Nkoranza (B/A) Jan. 15, GNA - Nkoranza district achieved all the set targets designed for the various antigens under the Expanded Programme on Immunization last year.
Mr. Richard Hinneh, district director of health services who announced this at the annual review meeting of the district health directorate at Nkoranza disclosed that major disease cases identified in the district included five cases of suspected measles. Others on record were 19 cases of buruli ulcer and five cases of guinea worm, he added.
Mr. Hinneh commended health workers in the district for rendering selfless service to the people and urged them not to relent but to continue to serve the people to enhance the development of the district. The Nkoranza district health management team was adjudged the third best in the country last year and the best in Brong-Ahafo.

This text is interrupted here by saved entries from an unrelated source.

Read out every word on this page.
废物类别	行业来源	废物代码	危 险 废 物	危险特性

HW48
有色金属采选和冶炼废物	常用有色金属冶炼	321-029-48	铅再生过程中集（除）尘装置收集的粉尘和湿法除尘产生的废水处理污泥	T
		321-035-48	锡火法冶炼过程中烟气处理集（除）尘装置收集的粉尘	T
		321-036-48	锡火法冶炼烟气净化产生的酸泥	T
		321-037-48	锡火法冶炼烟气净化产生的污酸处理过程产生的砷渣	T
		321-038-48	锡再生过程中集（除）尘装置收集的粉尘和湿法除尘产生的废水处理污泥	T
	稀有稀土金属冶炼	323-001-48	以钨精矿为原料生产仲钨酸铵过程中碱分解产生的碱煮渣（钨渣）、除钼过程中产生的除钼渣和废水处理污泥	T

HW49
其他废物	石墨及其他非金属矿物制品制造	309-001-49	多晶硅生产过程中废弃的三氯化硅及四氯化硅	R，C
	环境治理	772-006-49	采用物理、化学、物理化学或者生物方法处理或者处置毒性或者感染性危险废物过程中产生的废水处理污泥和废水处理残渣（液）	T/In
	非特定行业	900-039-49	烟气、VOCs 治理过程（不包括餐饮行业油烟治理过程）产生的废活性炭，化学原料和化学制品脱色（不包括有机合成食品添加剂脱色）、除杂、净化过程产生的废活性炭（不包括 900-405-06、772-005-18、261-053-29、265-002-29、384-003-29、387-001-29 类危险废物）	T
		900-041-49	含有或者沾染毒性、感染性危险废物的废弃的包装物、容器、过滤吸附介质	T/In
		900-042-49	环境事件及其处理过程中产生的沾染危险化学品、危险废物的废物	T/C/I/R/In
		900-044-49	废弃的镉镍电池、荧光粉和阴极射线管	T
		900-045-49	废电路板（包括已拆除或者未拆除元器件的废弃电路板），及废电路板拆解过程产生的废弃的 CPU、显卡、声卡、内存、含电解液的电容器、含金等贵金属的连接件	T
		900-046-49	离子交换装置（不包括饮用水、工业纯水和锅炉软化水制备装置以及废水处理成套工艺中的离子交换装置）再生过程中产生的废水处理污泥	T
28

Miss Alice Vorleto, district public health nurse expressed appreciation to pregnant women in the area for patronizing health centres for ante-natal care as well as during delivery.
She said 4,958 pregnant women received antenatal care in the year under review as compared to 4,706 in the previous year, whilst 3,055 supervised deliveries were recorded as against 3,033 in 2004. Statistics on post-natal clinic attendance was 4,573 as against 2,891 while family planning acceptors rose from 4,822 to 6,493, the nurse said, adding the trend showed that more women had embraced family planning. Miss Vorleto added that 6,003 nursing workers took their babies for health care services in 2005 as against 4,816 in 2004, saying the district health management team visited schools to educate students on health issues to promote environmental sanitation and personal hygiene amongst them.
Mr. Augustine Frimpong, district disease control officer, disclosed that intensive educational campaigns would be carried out in the communities with recorded suspected cases of buruli ulcer, guinea worm and measles to sensitize the people to guard against the diseases. Madam Florence Quansah, nurse in-charge of Ahyiayem rural clinic complained that lack of potable drinking water was affecting the health of the people who fetch water from contaminated streams and were often attacked by diarrhoea related cases.
She appealed to the District Assembly to consider the plight of the people and provide them with three boreholes. Mr. Henry Amoako-Asante, Chairman of the social services sub-committee of the Assembly, who presided, called on the people to accord health workers the needed respect to encourage them to offer the necessary attention to enhance their health.